The Traffic Accident Report dated 4th April 2013
 That report contained the same measurements as recorded in PC Charles’ pocketbook. Under the rubric “How Accident Happened” this is what appears:
“Motor cycle licence plate number SLG 2047 driven by Leontius Joseph was traveling South along the John Compton Highway. It has been established that Patrick McKenzie, a pedestrian, was attempting to cross the same road from East to West, inevitably in a line of static traffic which was at the time occupying the left lane facing South to Castries. Upon emerging from beyond the line of vehicles, Patrick McKenzie got struck down by motor cycle SLG 2047on the left side of the road facing South towards Castries. The pedestrian Patrick McKenzie is the one who contributed to the accident and by extension sustained bodily injuries.”
 Under the rubric “Detail of Proceeding Pending/Taken” it states:“police prosecution is not considered in this matter.”
Traffic Accident Booklet
 In the Traffic Accident Report booklet signed and submitted by PC Charles after his investigations, under the rubric “How Accident Happened”- the content is the same as in the Traffic Accident Report dated 4th April 2013 save that the last line is not included. Under Reporting Officers Comments and Recommendations, PC Charles states that ‘investigations into the accident … revealed that Leontius Joseph driver of SLG 2047 is at fault in the accident. I therefore recommend that the said driver be prosecuted for driving without due care and attention.’

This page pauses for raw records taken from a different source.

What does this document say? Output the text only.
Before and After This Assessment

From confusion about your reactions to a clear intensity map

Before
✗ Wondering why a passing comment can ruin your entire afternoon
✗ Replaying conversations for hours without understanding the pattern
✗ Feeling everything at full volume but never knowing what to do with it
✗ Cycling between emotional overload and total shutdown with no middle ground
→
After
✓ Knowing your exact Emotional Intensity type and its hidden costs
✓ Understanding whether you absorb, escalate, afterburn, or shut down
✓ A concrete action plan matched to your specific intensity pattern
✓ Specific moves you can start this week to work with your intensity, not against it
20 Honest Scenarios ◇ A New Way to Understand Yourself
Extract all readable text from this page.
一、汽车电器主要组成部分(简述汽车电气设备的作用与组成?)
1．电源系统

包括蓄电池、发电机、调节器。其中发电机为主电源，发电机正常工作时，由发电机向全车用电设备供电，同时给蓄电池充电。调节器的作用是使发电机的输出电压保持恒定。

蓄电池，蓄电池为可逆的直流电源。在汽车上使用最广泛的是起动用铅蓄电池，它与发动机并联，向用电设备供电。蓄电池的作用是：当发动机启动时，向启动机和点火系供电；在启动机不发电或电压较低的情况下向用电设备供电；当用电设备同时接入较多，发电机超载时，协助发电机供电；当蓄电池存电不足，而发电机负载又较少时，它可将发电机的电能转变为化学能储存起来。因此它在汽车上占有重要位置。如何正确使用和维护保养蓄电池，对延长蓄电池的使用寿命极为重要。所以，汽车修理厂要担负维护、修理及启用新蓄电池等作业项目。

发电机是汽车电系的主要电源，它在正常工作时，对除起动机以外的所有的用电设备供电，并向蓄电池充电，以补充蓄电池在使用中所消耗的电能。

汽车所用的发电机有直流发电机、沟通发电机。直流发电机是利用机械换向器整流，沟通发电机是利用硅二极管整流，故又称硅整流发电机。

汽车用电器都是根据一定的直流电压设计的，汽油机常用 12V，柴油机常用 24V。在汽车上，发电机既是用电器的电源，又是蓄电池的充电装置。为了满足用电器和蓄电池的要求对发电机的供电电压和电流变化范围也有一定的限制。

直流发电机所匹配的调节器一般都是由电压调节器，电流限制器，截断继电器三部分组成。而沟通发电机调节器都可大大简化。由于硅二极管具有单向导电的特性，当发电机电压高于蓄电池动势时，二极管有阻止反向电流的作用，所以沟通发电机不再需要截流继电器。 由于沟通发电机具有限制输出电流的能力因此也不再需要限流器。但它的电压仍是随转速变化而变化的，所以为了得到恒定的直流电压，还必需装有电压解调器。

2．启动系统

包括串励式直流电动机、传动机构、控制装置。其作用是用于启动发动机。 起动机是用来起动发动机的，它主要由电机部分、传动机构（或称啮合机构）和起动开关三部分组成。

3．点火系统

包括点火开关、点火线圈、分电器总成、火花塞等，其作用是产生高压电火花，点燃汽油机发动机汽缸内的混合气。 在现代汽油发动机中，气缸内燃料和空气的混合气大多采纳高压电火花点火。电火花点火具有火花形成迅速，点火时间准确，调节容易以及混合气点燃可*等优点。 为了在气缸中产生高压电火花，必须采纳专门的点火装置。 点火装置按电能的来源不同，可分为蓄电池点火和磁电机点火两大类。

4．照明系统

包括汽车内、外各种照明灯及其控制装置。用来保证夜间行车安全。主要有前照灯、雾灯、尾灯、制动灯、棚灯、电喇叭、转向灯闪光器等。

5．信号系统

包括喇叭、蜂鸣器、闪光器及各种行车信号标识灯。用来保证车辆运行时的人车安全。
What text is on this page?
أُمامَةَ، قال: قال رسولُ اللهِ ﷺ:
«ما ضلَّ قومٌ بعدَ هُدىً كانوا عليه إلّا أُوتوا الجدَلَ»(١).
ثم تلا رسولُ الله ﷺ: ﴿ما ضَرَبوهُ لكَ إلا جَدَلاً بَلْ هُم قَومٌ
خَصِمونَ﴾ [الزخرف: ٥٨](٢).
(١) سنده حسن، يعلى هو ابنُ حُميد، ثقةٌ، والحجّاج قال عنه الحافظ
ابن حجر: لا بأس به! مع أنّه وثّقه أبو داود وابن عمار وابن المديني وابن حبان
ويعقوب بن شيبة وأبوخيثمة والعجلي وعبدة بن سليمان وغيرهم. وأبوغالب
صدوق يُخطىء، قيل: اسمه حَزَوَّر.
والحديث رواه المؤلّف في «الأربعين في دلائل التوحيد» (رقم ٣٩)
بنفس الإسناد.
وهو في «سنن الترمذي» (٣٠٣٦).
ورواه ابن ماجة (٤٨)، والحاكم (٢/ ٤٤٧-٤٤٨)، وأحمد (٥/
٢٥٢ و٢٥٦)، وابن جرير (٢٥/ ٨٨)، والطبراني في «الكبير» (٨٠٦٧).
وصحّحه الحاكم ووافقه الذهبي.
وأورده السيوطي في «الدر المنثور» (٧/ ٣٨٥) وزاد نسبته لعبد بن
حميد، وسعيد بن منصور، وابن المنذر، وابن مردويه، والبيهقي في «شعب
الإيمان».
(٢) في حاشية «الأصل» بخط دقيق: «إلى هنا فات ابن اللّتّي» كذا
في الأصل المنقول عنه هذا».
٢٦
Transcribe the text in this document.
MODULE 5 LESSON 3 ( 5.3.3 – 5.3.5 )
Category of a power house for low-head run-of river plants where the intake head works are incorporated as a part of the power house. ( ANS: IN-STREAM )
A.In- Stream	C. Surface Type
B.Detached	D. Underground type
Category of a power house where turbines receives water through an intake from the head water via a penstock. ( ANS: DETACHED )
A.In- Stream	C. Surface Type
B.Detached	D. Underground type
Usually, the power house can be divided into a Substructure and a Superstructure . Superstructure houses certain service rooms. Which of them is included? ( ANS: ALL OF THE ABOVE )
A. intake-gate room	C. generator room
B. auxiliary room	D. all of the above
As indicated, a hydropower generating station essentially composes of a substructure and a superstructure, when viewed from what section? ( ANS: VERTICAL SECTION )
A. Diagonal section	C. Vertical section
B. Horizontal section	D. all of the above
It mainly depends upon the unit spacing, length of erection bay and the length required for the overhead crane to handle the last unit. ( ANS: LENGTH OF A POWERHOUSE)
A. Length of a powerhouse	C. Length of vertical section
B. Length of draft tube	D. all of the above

 PC Charles in cross examination confirmed that at the date of the accident he had been a police officer for seven to ten months and was assigned to the Traffic Department for about that same period so that he was clearly a junior officer. That is in contrast to the thirty-one years’police experience of ASP Deterville.
 The evidence reveals that there was only one Traffic Accident Report issued to the claimant dated 4th April 2013. The claimant’s reference to two versions of the Traffic Accident Report is therefore misleading. The findings and recommendations of PC Charles as contained in his submitted traffic accident report booklet and his investigation file were not accepted and the Traffic Accident Report dated 4th April 2013 was issued with the recommendations which ASP Deterville said he thought were more appropriate after he had reviewed the file and evidence. ASP Deterville also gave evidence that he called PC Charles and discussed the matter with him and informed him that he did not agree with his findings. This evidence was supported by PC Charles. I therefore find that based on the evidence of ASP Deterville his actions were not for an improper intent or alien purpose. It would seem highly strange for someone acting in bad faith or for any improper purpose to call the junior officer to discuss the matter.
 It must always be remembered that a Traffic Accident Report is simply a summary of the police’s findings, measurements and conclusions but that it is not conclusive of the matters stated therein and these can certainly be challenged in a court of law. It is also to be noted that the court is not at all bound by the findings in the report and would ultimately make a decision based on all the evidence presented at trial.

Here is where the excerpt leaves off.